Sounds scary? Try this! Head over to this website and check if your e-mail address can be found in one of the known data breaches. Check if the password you currently use has been leaked in one of the known data-breaches. Got some red results? Time to change your password!
Hackers know the fact that people generally use the same log-in credentials for most of the web-services. They don’t have to hack the well-built, secure web-services. All they need to do is to break into the weakest of the web-services and they have the keys to get into the well defended web-services. They also know that if people don’t use the same password for all the web-services, they generally use a slight modification of their password in different web-services.
What to do then? This brings us to Rule #1.
Use different (strong) passwords for different web-services.
I’ll not go into the details of what a strong password is. However, I can offer my two-cents. Passwords shouldn’t be predictable and they must be long enough (10 characters or more) to prevent a brute force attack. Examples of good passwords: lWhZo9inVos0, D0Ra8MD5mM24 etc. Tools are available that can help you generate strong passwords.

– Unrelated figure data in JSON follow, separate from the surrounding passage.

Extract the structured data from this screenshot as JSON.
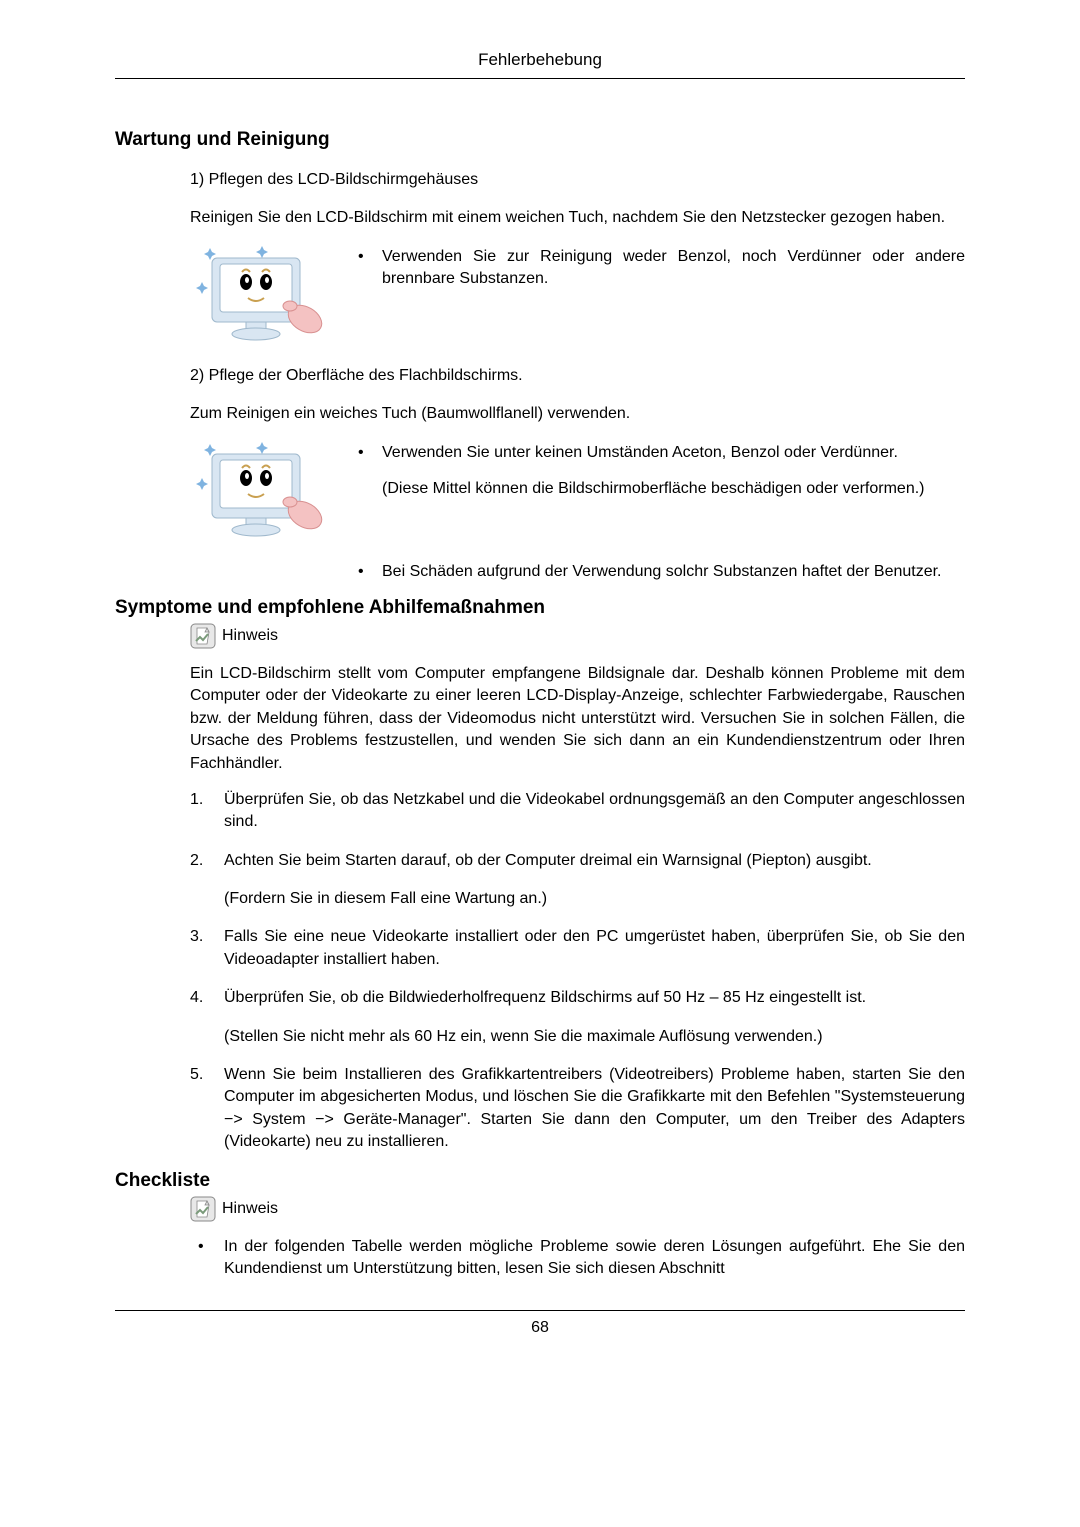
{
  "page": {
    "header": "Fehlerbehebung",
    "footer": "68"
  },
  "section1": {
    "heading": "Wartung und Reinigung",
    "line1": "1) Pflegen des LCD-Bildschirmgehäuses",
    "line2": "Reinigen Sie den LCD-Bildschirm mit einem weichen Tuch, nachdem Sie den Netzstecker gezogen haben.",
    "bullet1": "Verwenden Sie zur Reinigung weder Benzol, noch Verdünner oder andere brennbare Substanzen.",
    "line3": "2) Pflege der Oberfläche des Flachbildschirms.",
    "line4": "Zum Reinigen ein weiches Tuch (Baumwollflanell) verwenden.",
    "bullet2a": "Verwenden Sie unter keinen Umständen Aceton, Benzol oder Verdünner.",
    "bullet2b": "(Diese Mittel können die Bildschirmoberfläche beschädigen oder verformen.)",
    "bullet2c": "Bei Schäden aufgrund der Verwendung solchr Substanzen haftet der Benutzer."
  },
  "section2": {
    "heading": "Symptome und empfohlene Abhilfemaßnahmen",
    "hinweis": "Hinweis",
    "intro": "Ein LCD-Bildschirm stellt vom Computer empfangene Bildsignale dar. Deshalb können Probleme mit dem Computer oder der Videokarte zu einer leeren LCD-Display-Anzeige, schlechter Farbwiedergabe, Rauschen bzw. der Meldung führen, dass der Videomodus nicht unterstützt wird. Versuchen Sie in solchen Fällen, die Ursache des Problems festzustellen, und wenden Sie sich dann an ein Kundendienstzentrum oder Ihren Fachhändler.",
    "items": [
      {
        "num": "1.",
        "text": "Überprüfen Sie, ob das Netzkabel und die Videokabel ordnungsgemäß an den Computer angeschlossen sind."
      },
      {
        "num": "2.",
        "text": "Achten Sie beim Starten darauf, ob der Computer dreimal ein Warnsignal (Piepton) ausgibt.",
        "sub": "(Fordern Sie in diesem Fall eine Wartung an.)"
      },
      {
        "num": "3.",
        "text": "Falls Sie eine neue Videokarte installiert oder den PC umgerüstet haben, überprüfen Sie, ob Sie den Videoadapter installiert haben."
      },
      {
        "num": "4.",
        "text": "Überprüfen Sie, ob die Bildwiederholfrequenz Bildschirms auf 50 Hz – 85 Hz eingestellt ist.",
        "sub": "(Stellen Sie nicht mehr als 60 Hz ein, wenn Sie die maximale Auflösung verwenden.)"
      },
      {
        "num": "5.",
        "text": "Wenn Sie beim Installieren des Grafikkartentreibers (Videotreibers) Probleme haben, starten Sie den Computer im abgesicherten Modus, und löschen Sie die Grafikkarte mit den Befehlen \"Systemsteuerung −> System −> Geräte-Manager\". Starten Sie dann den Computer, um den Treiber des Adapters (Videokarte) neu zu installieren."
      }
    ]
  },
  "section3": {
    "heading": "Checkliste",
    "hinweis": "Hinweis",
    "bullet": "In der folgenden Tabelle werden mögliche Probleme sowie deren Lösungen aufgeführt. Ehe Sie den Kundendienst um Unterstützung bitten, lesen Sie sich diesen Abschnitt"
  },
  "colors": {
    "monitor_outer": "#d9e6f2",
    "monitor_inner": "#e6f0f9",
    "monitor_screen": "#ffffff",
    "monitor_face": "#ffd966",
    "sparkle": "#7fb3e0",
    "hand": "#f4c2c2",
    "icon_bg": "#c8c8c8",
    "icon_inner": "#e8e8e8",
    "icon_check": "#888888"
  }
}
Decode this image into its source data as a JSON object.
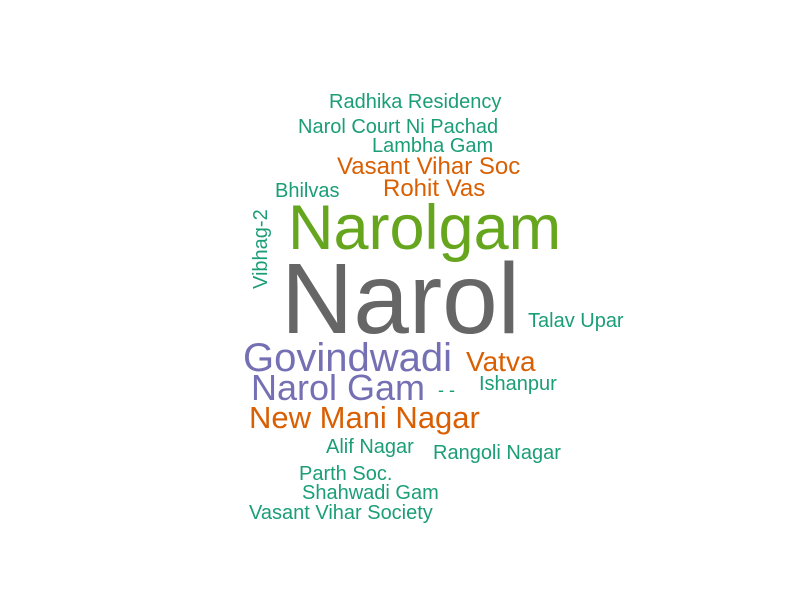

Okay, but we can’t possibly remember (such complex) log-in details of all web-services. Yes, we can log-in using our Google, Facebook, Twitter account on web-services which do provide this feature but some of them don’t. This brings us to Rule #2.
Use password managers.
Password managers are web-services and apps that help you to store and manage your log-in credentials for different web-services. Apart from helping you to create and store strong passwords, they expedite the web-service authentication process. They’re available as Ad-Ons for popular web-browsers and as apps for Android & iOS. For example, I have been using LastPass for the past couple of years and the experience has been great. However, you can do your own research and choose the password manager of your choice.
Okay, great! But we’re putting all our eggs in one basket. What if the password manager gets hacked? The hackers would have access to all the web-services we use. That is a valid concern. We can’t rule out this possibility. However, since it’s the bread and butter of password managers to secure their customer’s data, it’s highly likely that they’re putting their best efforts in employing the security best practices. Nevertheless, how to mitigate this risk? Rule #3.
Use Multi-Factor Authentication (MFA).
MFA adds an extra layer of security to your web-service accounts. MFA can be in the form of a one-time password (OTP) being sent to your mobile number or using apps such as Authenticator.
This is all good! But what if I loose my MFA device (mobile-phone)? Rule #4.
Keep your account-recovery info up-to-date.
Make sure that your web-service account recovery details are up-to-date and correct. When setting up the MFA using the Authenticator app, you are provided with the recovery codes. Please store them securely in a place where no-one except you can access them. Don’t forget where you kept them.
Keeping your digital identification information secure is the responsibility of both, you and the web-service providers. If both the parties employ security best practices and guidelines, it will enable the safe and secure use of digital services, helping our society move forward.